A temporary village will be constructed, to house the carnival crew and support experiments with radical simplicity, resourcefulness, and ecologically responsible models for living. What might this look like?

  • Using repurposed material to build camp structures and production material (puppets, props, costumes, stage, stoves, bike trailers, etc)
  • Cooking together (with food gleaned from local food sources) with solar ovens and rocket stoves, to diminish use of fossil fuels.
  • Travelling by a veggie-oil bus as well as a mighty and colorful fleet of bicycles.
  • Generating electricity with bicycle generators.
  • Practicing conflict transformation and transparency within the group.
  • Operating in the gift economy, with meals that are open to the public, no admission to the events, and freely shared resources and relationships.

This is a Holy Game

We know that we need, as a people, to move toward more sustainable ways of living; ways that don’t entail such horrible human and environmental exploitation.

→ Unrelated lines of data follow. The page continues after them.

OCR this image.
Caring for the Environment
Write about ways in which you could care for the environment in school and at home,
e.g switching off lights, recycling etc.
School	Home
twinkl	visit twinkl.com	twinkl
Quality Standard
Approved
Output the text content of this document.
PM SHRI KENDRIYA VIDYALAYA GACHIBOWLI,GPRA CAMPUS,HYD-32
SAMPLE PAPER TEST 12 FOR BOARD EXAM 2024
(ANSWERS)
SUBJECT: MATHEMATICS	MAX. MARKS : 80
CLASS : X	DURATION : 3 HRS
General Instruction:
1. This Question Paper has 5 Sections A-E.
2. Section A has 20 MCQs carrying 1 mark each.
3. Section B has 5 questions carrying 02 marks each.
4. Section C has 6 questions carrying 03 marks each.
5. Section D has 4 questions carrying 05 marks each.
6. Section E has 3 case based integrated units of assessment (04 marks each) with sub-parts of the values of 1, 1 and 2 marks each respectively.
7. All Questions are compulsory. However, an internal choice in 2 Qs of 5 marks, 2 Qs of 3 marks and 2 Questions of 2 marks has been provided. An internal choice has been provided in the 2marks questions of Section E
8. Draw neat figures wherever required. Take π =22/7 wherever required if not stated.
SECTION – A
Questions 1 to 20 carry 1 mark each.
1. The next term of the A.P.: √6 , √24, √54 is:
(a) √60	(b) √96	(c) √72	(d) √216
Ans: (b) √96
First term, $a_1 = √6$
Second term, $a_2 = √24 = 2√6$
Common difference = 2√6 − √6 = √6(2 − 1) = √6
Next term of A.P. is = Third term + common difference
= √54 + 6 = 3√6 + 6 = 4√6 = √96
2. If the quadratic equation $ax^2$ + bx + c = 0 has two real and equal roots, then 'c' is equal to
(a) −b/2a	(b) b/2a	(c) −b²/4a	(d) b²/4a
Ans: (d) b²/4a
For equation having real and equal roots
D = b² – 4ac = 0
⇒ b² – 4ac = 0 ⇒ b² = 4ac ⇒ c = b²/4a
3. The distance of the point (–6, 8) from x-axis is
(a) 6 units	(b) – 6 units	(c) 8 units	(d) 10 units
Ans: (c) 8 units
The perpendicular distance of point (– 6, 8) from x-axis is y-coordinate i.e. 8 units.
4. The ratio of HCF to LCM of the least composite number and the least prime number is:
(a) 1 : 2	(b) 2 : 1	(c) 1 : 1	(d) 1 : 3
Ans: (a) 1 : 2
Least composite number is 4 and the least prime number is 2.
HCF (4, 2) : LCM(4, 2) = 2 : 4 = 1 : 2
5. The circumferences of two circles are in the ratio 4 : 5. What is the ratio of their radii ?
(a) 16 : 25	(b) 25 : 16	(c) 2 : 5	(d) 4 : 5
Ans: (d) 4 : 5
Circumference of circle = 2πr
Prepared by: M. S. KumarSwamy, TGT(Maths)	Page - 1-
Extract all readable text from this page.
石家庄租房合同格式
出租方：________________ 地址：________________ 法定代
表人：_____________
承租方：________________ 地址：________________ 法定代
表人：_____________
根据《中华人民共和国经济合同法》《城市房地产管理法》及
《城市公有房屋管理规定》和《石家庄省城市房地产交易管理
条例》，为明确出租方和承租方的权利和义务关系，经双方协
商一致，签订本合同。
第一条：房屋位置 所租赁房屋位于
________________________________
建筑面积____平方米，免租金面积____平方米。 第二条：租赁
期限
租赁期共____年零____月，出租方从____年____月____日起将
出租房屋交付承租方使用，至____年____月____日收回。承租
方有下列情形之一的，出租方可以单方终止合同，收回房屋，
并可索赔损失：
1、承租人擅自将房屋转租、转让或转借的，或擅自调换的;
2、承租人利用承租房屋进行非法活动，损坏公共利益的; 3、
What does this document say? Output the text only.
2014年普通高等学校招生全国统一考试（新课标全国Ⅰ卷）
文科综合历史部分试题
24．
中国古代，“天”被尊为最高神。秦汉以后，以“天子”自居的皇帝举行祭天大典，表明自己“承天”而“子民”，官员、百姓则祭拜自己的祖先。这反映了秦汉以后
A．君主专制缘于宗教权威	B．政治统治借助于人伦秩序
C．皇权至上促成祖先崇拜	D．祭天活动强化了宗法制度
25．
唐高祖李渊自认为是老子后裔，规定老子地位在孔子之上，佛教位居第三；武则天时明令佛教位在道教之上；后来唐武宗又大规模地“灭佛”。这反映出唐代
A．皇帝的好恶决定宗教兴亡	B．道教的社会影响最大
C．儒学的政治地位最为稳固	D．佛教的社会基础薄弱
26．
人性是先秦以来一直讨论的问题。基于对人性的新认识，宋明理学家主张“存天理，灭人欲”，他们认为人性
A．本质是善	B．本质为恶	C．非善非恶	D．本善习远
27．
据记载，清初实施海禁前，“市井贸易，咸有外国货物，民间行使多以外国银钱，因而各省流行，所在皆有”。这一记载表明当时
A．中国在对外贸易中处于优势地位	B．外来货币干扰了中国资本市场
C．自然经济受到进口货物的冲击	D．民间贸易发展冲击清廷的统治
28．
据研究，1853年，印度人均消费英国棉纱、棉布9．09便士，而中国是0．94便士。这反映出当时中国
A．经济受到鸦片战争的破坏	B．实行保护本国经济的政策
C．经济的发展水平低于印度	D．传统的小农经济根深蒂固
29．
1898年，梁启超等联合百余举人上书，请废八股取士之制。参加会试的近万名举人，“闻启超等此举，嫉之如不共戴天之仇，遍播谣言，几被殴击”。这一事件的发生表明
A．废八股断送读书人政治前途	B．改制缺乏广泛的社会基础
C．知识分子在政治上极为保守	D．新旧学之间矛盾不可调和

In many ways, such a move would be more of a return to the practices of our ancestors: graceful ways of living peaceably with the planet. Many of these ways would now be called primitive. So, as an experiment and a holy game, the carnival will be living as much as possible the way we understand that traveling band societies lived. What will it look like? What problems will arise when we try to apply this primitive mode of living in a modern urban context? We think the results will be funny, educational, good for conversation, and fun for host neighborhoods to watch.